First, at the 3:04 minute mark in the video, he presents the number of positive scans by PSA level. Interestingly, he references the same study I posted earlier. What differs in this presentation from the other one I posted is that this looks at PSA values <0.2 and from 0.2-0.49, whereas the other study just looked at positive scans for PSA values <0.5. However, something seems off between the two.

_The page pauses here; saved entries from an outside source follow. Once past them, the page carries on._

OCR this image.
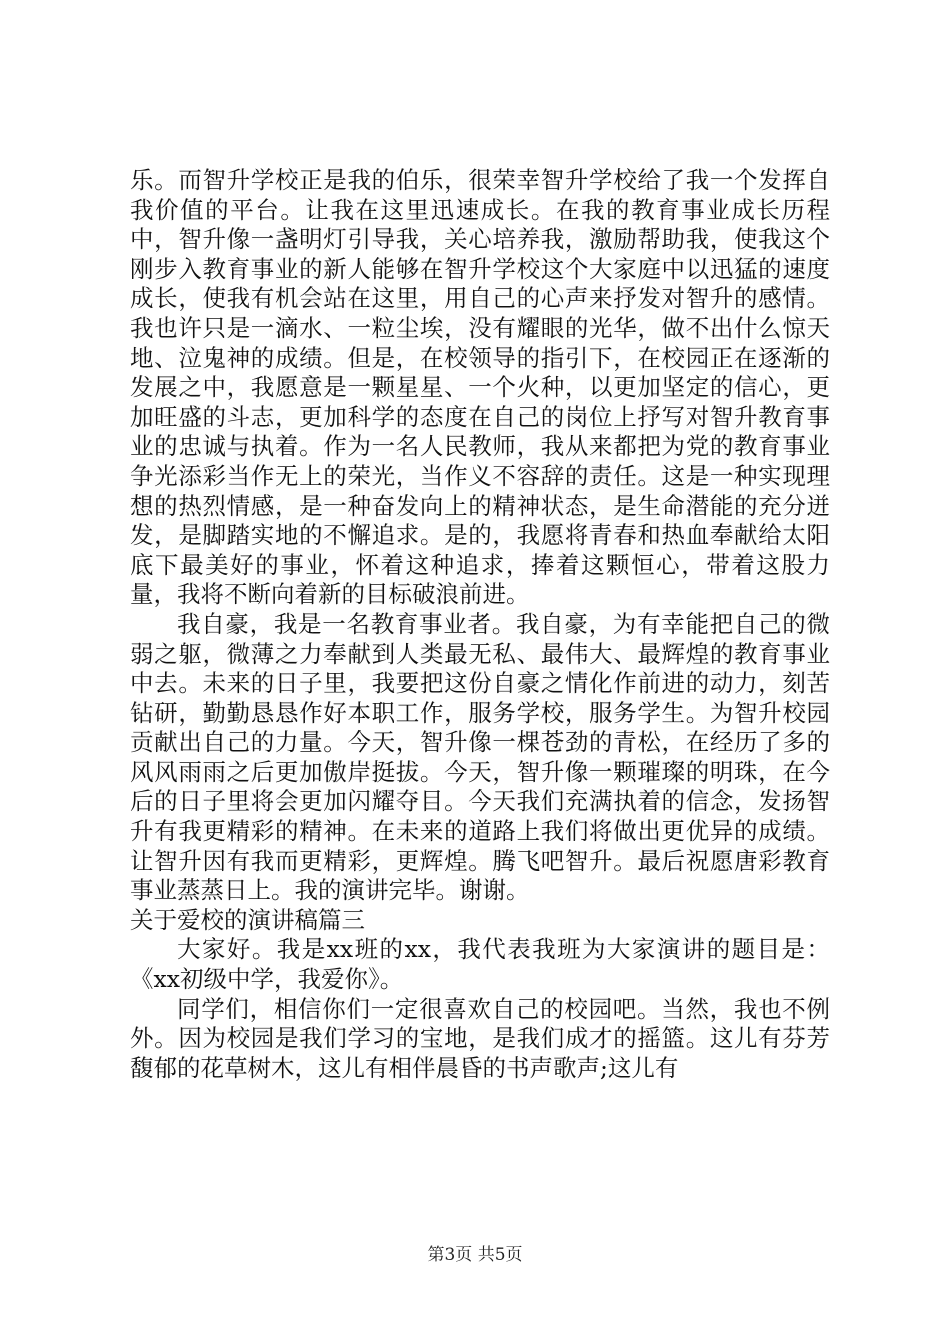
乐。而智升学校正是我的伯乐，很荣幸智升学校给了我一个发挥自我价值的平台。让我在这里迅速成长。在我的教育事业成长历程中，智升像一盏明灯引导我，关心培养我，激励帮助我，使我这个刚步入教育事业的新人能够在智升学校这个大家庭中以迅猛的速度成长，使我有机会站在这里，用自己的心声来抒发对智升的感情。我也许只是一滴水、一粒尘埃，没有耀眼的光华，做不出什么惊天地、泣鬼神的成绩。但是，在校领导的指引下，在校园正在逐渐的发展之中，我愿意是一颗星星、一个火种，以更加坚定的信心，更加旺盛的斗志，更加科学的态度在自己的岗位上抒写对智升教育事业的忠诚与执着。作为一名人民教师，我从来都把为党的教育事业争光添彩当作无上的荣光，当作义不容辞的责任。这是一种实现理想的热烈情感，是一种奋发向上的精神状态，是生命潜能的充分迸发，是脚踏实地的不懈追求。是的，我愿将青春和热血奉献给太阳底下最美好的事业，怀着这种追求，捧着这颗恒心，带着这股力量，我将不断向着新的目标破浪前进。

我自豪，我是一名教育事业者。我自豪，为有幸能把自己的微弱之躯，微薄之力奉献到人类最无私、最伟大、最辉煌的教育事业中去。未来的日子里，我要把这份自豪之情化作前进的动力，刻苦钻研，勤勤恳恳作好本职工作，服务学校，服务学生。为智升校园贡献出自己的力量。今天，智升像一棵苍劲的青松，在经历了多的风风雨雨之后更加傲岸挺拔。今天，智升像一颗璀璨的明珠，在今后的日子里将会更加闪耀夺目。今天我们充满执着的信念，发扬智升有我更精彩的精神。在未来的道路上我们将做出更优异的成绩。让智升因有我而更精彩，更辉煌。腾飞吧智升。最后祝愿唐彩教育事业蒸蒸日上。我的演讲完毕。谢谢。

关于爱校的演讲稿篇三

大家好。我是xx班的xx，我代表我班为大家演讲的题目是：《xx初级中学，我爱你》。

同学们，相信你们一定很喜欢自己的校园吧。当然，我也不例外。因为校园是我们学习的宝地，是我们成才的摇篮。这儿有芬芳馥郁的花草树木，这儿有相伴晨昏的书声歌声;这儿有

第3页 共5页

In the original study, it showed a positive detection rate of about 38% for PSA values <0.5. In this video, however, the chart appears to show a positive detection rate at the <0.2 PSA level somewhere north of 40%, and a positive detection rate at the 0.2-0.49 PSA level somewhere north of 50%. Perhaps he wasn’t all that skilled at making bar charts in PowerPoint, but something is amiss.

Where I’m encouraged is that it appears that they are, in fact, able to detect cancer at my PSA level or even lower. The only question is, at what rate? I’ll stick with the one in three value for now, which is still better than zero.

I did email one of the doctors on the team at UCSF, and his response was:

There are no guarantees, but there is a chance that a PSMA PET could detect a site of recurrence with a PSA of greater than 0.2. The chance of detection usually increases as the PSA goes up.

Not exactly a ringing endorsement of his own product, but I think that’s more to couch expectations because this is so new and even he is still trying to figure it out. (I admit, I was surprised that he even responded, so I’m thankful for that.)

I’ve got a good list of questions ready for my appointment on Tuesday, and I’m sure I’ll spend some of this holiday weekend adding to it and refining it.